“Blessed man!” said Betty, who was standing in the far distance. “He might be a dook himself for all his airs. It was lovely the way he clothed his thoughts that time. What they be themselves I don’t know, but his language was most enthralling. John, get out of my way. What are you standing behind me like that for? Get along and weed the garden—do.”

“You’ll give me a cup of tea, and tell me more about that dream of yours,” was John’s answer.

Whereupon Betty took John by the hand, whisked into her kitchen, slammed the door after her, and planted him down on a wooden seat, and then proceeded to make tea.

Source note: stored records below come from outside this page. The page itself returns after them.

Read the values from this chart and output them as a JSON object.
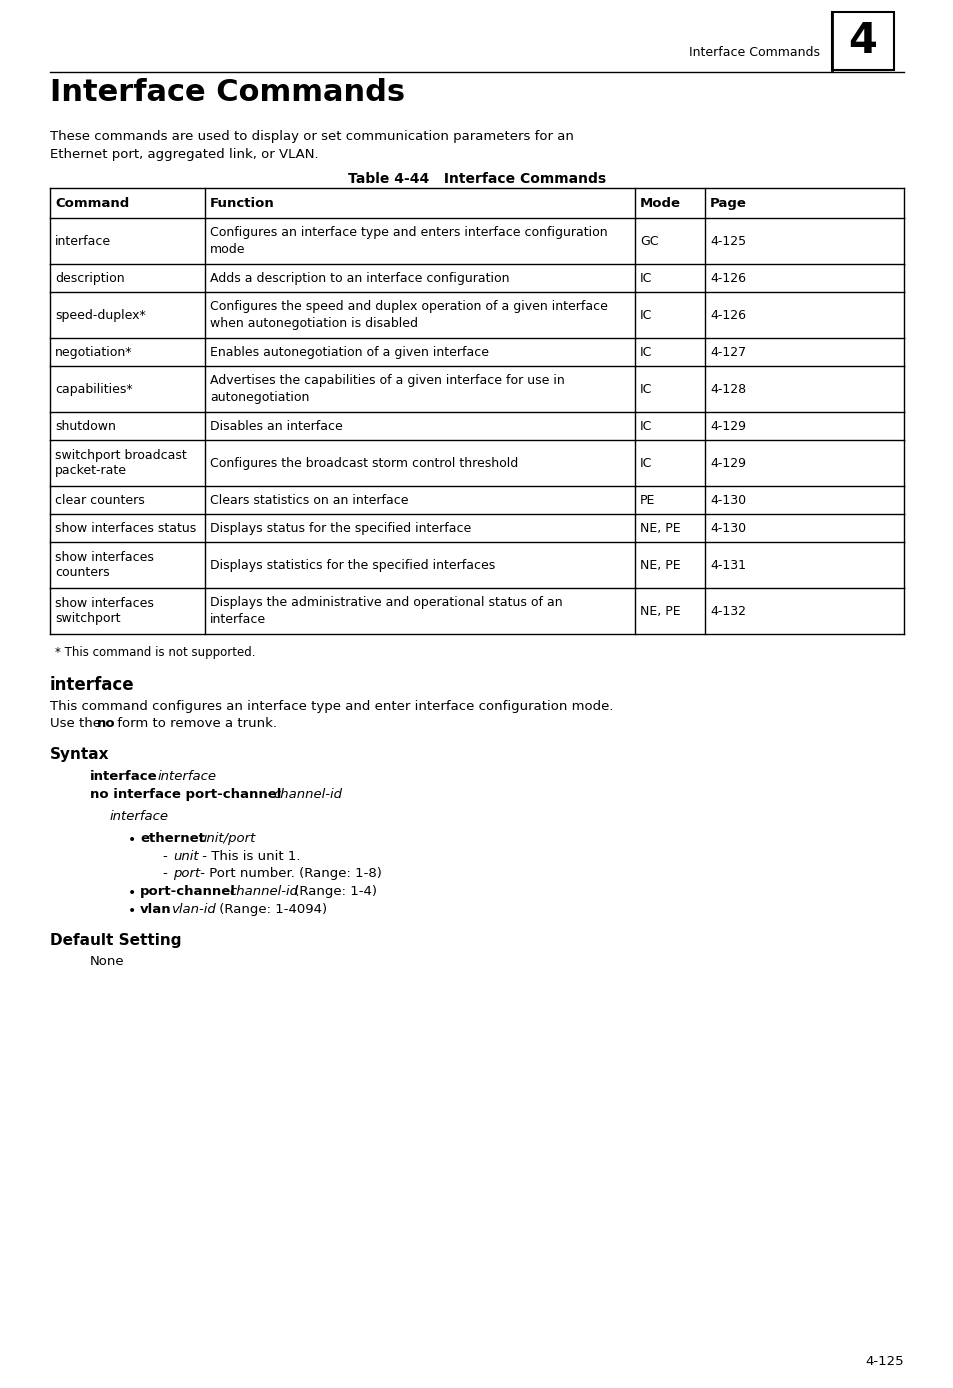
{
  "page_bg": "#ffffff",
  "header_text": "Interface Commands",
  "header_num": "4",
  "title": "Interface Commands",
  "intro_line1": "These commands are used to display or set communication parameters for an",
  "intro_line2": "Ethernet port, aggregated link, or VLAN.",
  "table_title": "Table 4-44   Interface Commands",
  "table_headers": [
    "Command",
    "Function",
    "Mode",
    "Page"
  ],
  "table_rows": [
    [
      "interface",
      "Configures an interface type and enters interface configuration\nmode",
      "GC",
      "4-125"
    ],
    [
      "description",
      "Adds a description to an interface configuration",
      "IC",
      "4-126"
    ],
    [
      "speed-duplex*",
      "Configures the speed and duplex operation of a given interface\nwhen autonegotiation is disabled",
      "IC",
      "4-126"
    ],
    [
      "negotiation*",
      "Enables autonegotiation of a given interface",
      "IC",
      "4-127"
    ],
    [
      "capabilities*",
      "Advertises the capabilities of a given interface for use in\nautonegotiation",
      "IC",
      "4-128"
    ],
    [
      "shutdown",
      "Disables an interface",
      "IC",
      "4-129"
    ],
    [
      "switchport broadcast\npacket-rate",
      "Configures the broadcast storm control threshold",
      "IC",
      "4-129"
    ],
    [
      "clear counters",
      "Clears statistics on an interface",
      "PE",
      "4-130"
    ],
    [
      "show interfaces status",
      "Displays status for the specified interface",
      "NE, PE",
      "4-130"
    ],
    [
      "show interfaces\ncounters",
      "Displays statistics for the specified interfaces",
      "NE, PE",
      "4-131"
    ],
    [
      "show interfaces\nswitchport",
      "Displays the administrative and operational status of an\ninterface",
      "NE, PE",
      "4-132"
    ]
  ],
  "footnote": "* This command is not supported.",
  "section_title": "interface",
  "section_desc1": "This command configures an interface type and enter interface configuration mode.",
  "section_desc2_pre": "Use the ",
  "section_desc2_bold": "no",
  "section_desc2_post": " form to remove a trunk.",
  "syntax_title": "Syntax",
  "syntax_line1_bold": "interface",
  "syntax_line1_italic": "interface",
  "syntax_line2_bold": "no interface port-channel",
  "syntax_line2_italic": "channel-id",
  "syntax_sub": "interface",
  "bullet1_bold": "ethernet",
  "bullet1_italic": "unit/port",
  "sub_bullet1_italic": "unit",
  "sub_bullet1_rest": " - This is unit 1.",
  "sub_bullet2_italic": "port",
  "sub_bullet2_rest": " - Port number. (Range: 1-8)",
  "bullet2_bold": "port-channel",
  "bullet2_italic": "channel-id",
  "bullet2_rest": " (Range: 1-4)",
  "bullet3_bold": "vlan",
  "bullet3_italic": "vlan-id",
  "bullet3_rest": " (Range: 1-4094)",
  "default_title": "Default Setting",
  "default_value": "None",
  "page_num": "4-125"
}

But while John and Betty were happily engaged in pleasant converse with each other, Mr. Dale’s condition was by no means so favorable. At first when he entered his study he saw nothing unusual. His mind was far too loftily poised to notice such sublunary matters as white curtains and druggets not in tatters; but when he seated himself at his desk, and stretched out his hand mechanically to find his battered old edition of Plato, it was not in its accustomed place. He looked around him, raised his eyes, put his hand to his forehead, and, still mechanically, but with a dawning of fright on his face, glanced round the room. What did he see? He started, stumbled to his feet, turned deathly white, and rushed to the opposite bookcase. There was his Plato—his idol—actually placed in the bookshelf upside-down. It was a monstrous crime—a crime that he felt he could never forgive—that no one could expect him to forgive. He walked across to the fireplace and rang the bell.

“You must go, Miss Patty,” said nurse. “I was willing to do it, but I can’t face him. You must go; you really must.”

“Well, I’m not frightened,” said Patty. “Come on, Briar.”

The two little girls walked down the passage. Mr. Dale’s bell was heard to ring again.

“Aren’t you the least bit frightened, Patty?” asked Briar.

“No,” answered Patty, with a sigh. “If only I could get the real heaviness off my mind, nothing else would matter. Oh, Briar, Briar!”

“Don’t talk of it now,” said Briar. “To-night when we are alone, when we are by ourselves in our own room, but not now. Come, let us answer father’s bell.”